Our oldest daughter and her family live in Iowa, and I have encouraged them to read this brilliant Iowa writer.
I have visited their Local Quaker Meeting and feel that any British Quaker would feel at home among them. We have so much to learn from our Friends in the USA, and friends, and must not be misled by anti-US sentiments in our media.
John Myhill
Alleviation
Might not ‘Meeting for Sufferings’ be more positively updated to ‘Meeting for Alleviation of Suffering’? (As with ‘Advices’, those terminal esses are superfluous today.)
Rosamond Cynthia Reavell
Comments
What could theists and nontheists talk about together?
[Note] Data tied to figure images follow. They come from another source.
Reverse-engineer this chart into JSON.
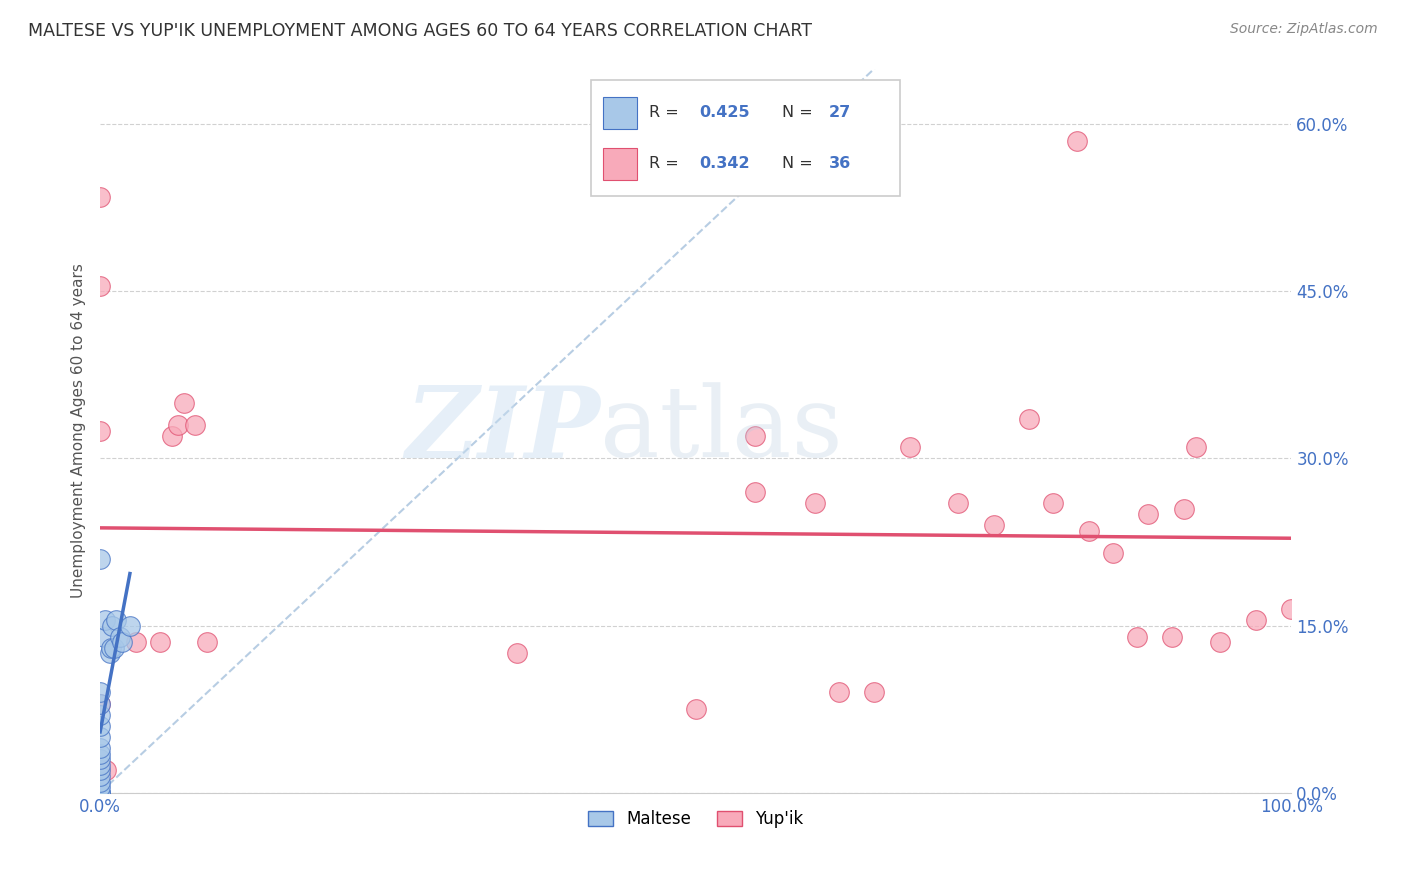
{
  "title": "MALTESE VS YUP'IK UNEMPLOYMENT AMONG AGES 60 TO 64 YEARS CORRELATION CHART",
  "source": "Source: ZipAtlas.com",
  "ylabel": "Unemployment Among Ages 60 to 64 years",
  "xlim": [
    0.0,
    1.0
  ],
  "ylim": [
    0.0,
    0.65
  ],
  "xticks": [
    0.0,
    0.1,
    0.2,
    0.3,
    0.4,
    0.5,
    0.6,
    0.7,
    0.8,
    0.9,
    1.0
  ],
  "xticklabels_show": [
    "0.0%",
    "",
    "",
    "",
    "",
    "",
    "",
    "",
    "",
    "",
    "100.0%"
  ],
  "yticks": [
    0.0,
    0.15,
    0.3,
    0.45,
    0.6
  ],
  "yticklabels": [
    "0.0%",
    "15.0%",
    "30.0%",
    "45.0%",
    "60.0%"
  ],
  "maltese_R": 0.425,
  "maltese_N": 27,
  "yupik_R": 0.342,
  "yupik_N": 36,
  "maltese_color": "#a8c8e8",
  "yupik_color": "#f8aaba",
  "maltese_line_color": "#4472c4",
  "yupik_line_color": "#e05070",
  "diagonal_color": "#b0c8e0",
  "maltese_x": [
    0.0,
    0.0,
    0.0,
    0.0,
    0.0,
    0.0,
    0.0,
    0.0,
    0.0,
    0.0,
    0.0,
    0.0,
    0.0,
    0.0,
    0.0,
    0.0,
    0.0,
    0.003,
    0.004,
    0.008,
    0.009,
    0.01,
    0.012,
    0.013,
    0.017,
    0.018,
    0.025
  ],
  "maltese_y": [
    0.0,
    0.0,
    0.0,
    0.005,
    0.01,
    0.015,
    0.02,
    0.025,
    0.03,
    0.035,
    0.04,
    0.05,
    0.06,
    0.07,
    0.08,
    0.09,
    0.21,
    0.14,
    0.155,
    0.125,
    0.13,
    0.15,
    0.13,
    0.155,
    0.14,
    0.135,
    0.15
  ],
  "yupik_x": [
    0.0,
    0.0,
    0.0,
    0.0,
    0.0,
    0.005,
    0.03,
    0.05,
    0.06,
    0.065,
    0.07,
    0.08,
    0.09,
    0.35,
    0.5,
    0.55,
    0.55,
    0.6,
    0.62,
    0.65,
    0.68,
    0.72,
    0.75,
    0.78,
    0.8,
    0.82,
    0.83,
    0.85,
    0.87,
    0.88,
    0.9,
    0.91,
    0.92,
    0.94,
    0.97,
    1.0
  ],
  "yupik_y": [
    0.535,
    0.455,
    0.325,
    0.08,
    0.02,
    0.02,
    0.135,
    0.135,
    0.32,
    0.33,
    0.35,
    0.33,
    0.135,
    0.125,
    0.075,
    0.32,
    0.27,
    0.26,
    0.09,
    0.09,
    0.31,
    0.26,
    0.24,
    0.335,
    0.26,
    0.585,
    0.235,
    0.215,
    0.14,
    0.25,
    0.14,
    0.255,
    0.31,
    0.135,
    0.155,
    0.165
  ]
}
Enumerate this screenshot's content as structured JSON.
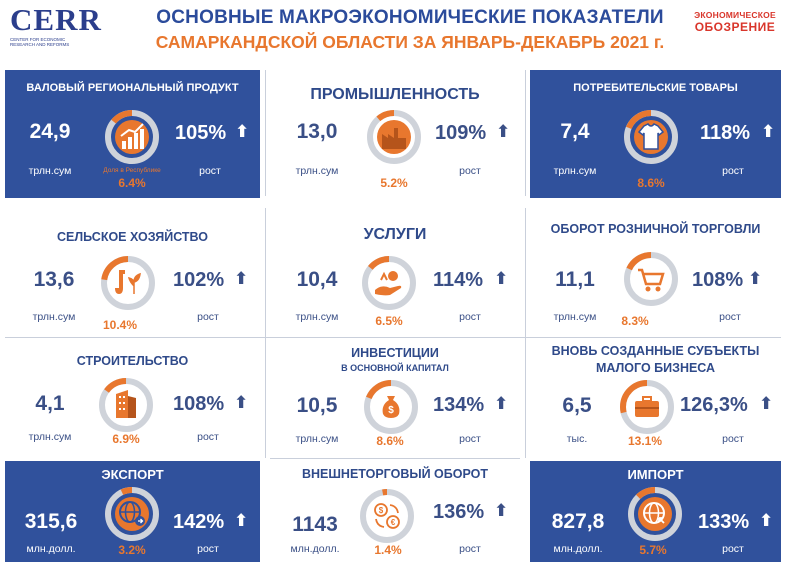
{
  "header": {
    "logo": "CERR",
    "logo_sub": "CENTER FOR ECONOMIC RESEARCH AND REFORMS",
    "title_line1": "ОСНОВНЫЕ МАКРОЭКОНОМИЧЕСКИЕ ПОКАЗАТЕЛИ",
    "title_line2": "САМАРКАНДСКОЙ ОБЛАСТИ ЗА ЯНВАРЬ-ДЕКАБРЬ 2021 г.",
    "brand_line1": "ЭКОНОМИЧЕСКОЕ",
    "brand_line2": "ОБОЗРЕНИЕ"
  },
  "growth_label": "рост",
  "arrow": "⬆",
  "colors": {
    "blue": "#30519c",
    "orange": "#e8772e",
    "ring_gray": "#cfd3da",
    "brand_red": "#d9362b"
  },
  "cards": {
    "grp": {
      "title": "ВАЛОВЫЙ РЕГИОНАЛЬНЫЙ ПРОДУКТ",
      "value": "24,9",
      "unit": "трлн.сум",
      "growth": "105%",
      "share": "6.4%",
      "share_note": "Доля в Республике",
      "share_fraction": 0.064,
      "icon": "growth-chart-icon"
    },
    "industry": {
      "title": "ПРОМЫШЛЕННОСТЬ",
      "value": "13,0",
      "unit": "трлн.сум",
      "growth": "109%",
      "share": "5.2%",
      "share_fraction": 0.052,
      "icon": "factory-icon"
    },
    "consumer": {
      "title": "ПОТРЕБИТЕЛЬСКИЕ ТОВАРЫ",
      "value": "7,4",
      "unit": "трлн.сум",
      "growth": "118%",
      "share": "8.6%",
      "share_fraction": 0.086,
      "icon": "tshirt-icon"
    },
    "agriculture": {
      "title": "СЕЛЬСКОЕ ХОЗЯЙСТВО",
      "value": "13,6",
      "unit": "трлн.сум",
      "growth": "102%",
      "share": "10.4%",
      "share_fraction": 0.104,
      "icon": "shovel-plant-icon"
    },
    "services": {
      "title": "УСЛУГИ",
      "value": "10,4",
      "unit": "трлн.сум",
      "growth": "114%",
      "share": "6.5%",
      "share_fraction": 0.065,
      "icon": "hand-service-icon"
    },
    "retail": {
      "title": "ОБОРОТ РОЗНИЧНОЙ ТОРГОВЛИ",
      "value": "11,1",
      "unit": "трлн.сум",
      "growth": "108%",
      "share": "8.3%",
      "share_fraction": 0.083,
      "icon": "shopping-cart-icon"
    },
    "construction": {
      "title": "СТРОИТЕЛЬСТВО",
      "value": "4,1",
      "unit": "трлн.сум",
      "growth": "108%",
      "share": "6.9%",
      "share_fraction": 0.069,
      "icon": "building-icon"
    },
    "investment": {
      "title": "ИНВЕСТИЦИИ",
      "subtitle": "В ОСНОВНОЙ КАПИТАЛ",
      "value": "10,5",
      "unit": "трлн.сум",
      "growth": "134%",
      "share": "8.6%",
      "share_fraction": 0.086,
      "icon": "money-bag-icon"
    },
    "small_business": {
      "title_line1": "ВНОВЬ СОЗДАННЫЕ СУБЪЕКТЫ",
      "title_line2": "МАЛОГО БИЗНЕСА",
      "value": "6,5",
      "unit": "тыс.",
      "growth": "126,3%",
      "share": "13.1%",
      "share_fraction": 0.131,
      "icon": "briefcase-icon"
    },
    "export": {
      "title": "ЭКСПОРТ",
      "value": "315,6",
      "unit": "млн.долл.",
      "growth": "142%",
      "share": "3.2%",
      "share_fraction": 0.032,
      "icon": "globe-export-icon"
    },
    "trade": {
      "title": "ВНЕШНЕТОРГОВЫЙ ОБОРОТ",
      "value": "1143",
      "unit": "млн.долл.",
      "growth": "136%",
      "share": "1.4%",
      "share_fraction": 0.014,
      "icon": "currency-exchange-icon"
    },
    "import": {
      "title": "ИМПОРТ",
      "value": "827,8",
      "unit": "млн.долл.",
      "growth": "133%",
      "share": "5.7%",
      "share_fraction": 0.057,
      "icon": "globe-import-icon"
    }
  }
}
Our experience of worship, and our ideas of what is going on in business meeting
Our spiritual journey, and what has affected our belief/nonbelief
Our values
We could find what we agree on, and build trust. Then we could hone into real differences between real people, rather than differences imagined from outside. For me, the experience of being Moved to minister is different from having an interesting point occur to me which I want to share. I believe that comes from something beautiful and valuable within the person speaking, not from a Holy Spirit moving on the face of the waters, but to me the experience is more important than the theoretical underpinning I use to describe or understand it.
We could go on to concepts of God including the Via Negativa, what God is Not. I say, “God the Father Almighty” is the God I do not believe in. I could unpack that.
For many years David Boulton did not join the RSoF because he did not believe in God, until his meeting said to him, “Of course you are one of us”. Personal encounter is essential: here we have two named groups, “theists and non-theists”, a division arising from the language we use to describe a potential dispute. Speculation about what the other may believe, or what effect it could have on meeting, could drive us apart.
What of someone who sees a duck, then turns the paper slightly and sees a rabbit? I used to say, “I am rationally atheist and emotionally theist: I have a strong spiritual relationship with the God I do not believe in.”
By Abigail Maxwell on 13th February 2025 - 10:43
I don’t think the ‘s’ of Advices is superfluous. It indicates that there are several pieces of advice, not one big block.
If Friends want to change the name of Meeting for Sufferings then it should be changed not simply tinkered with.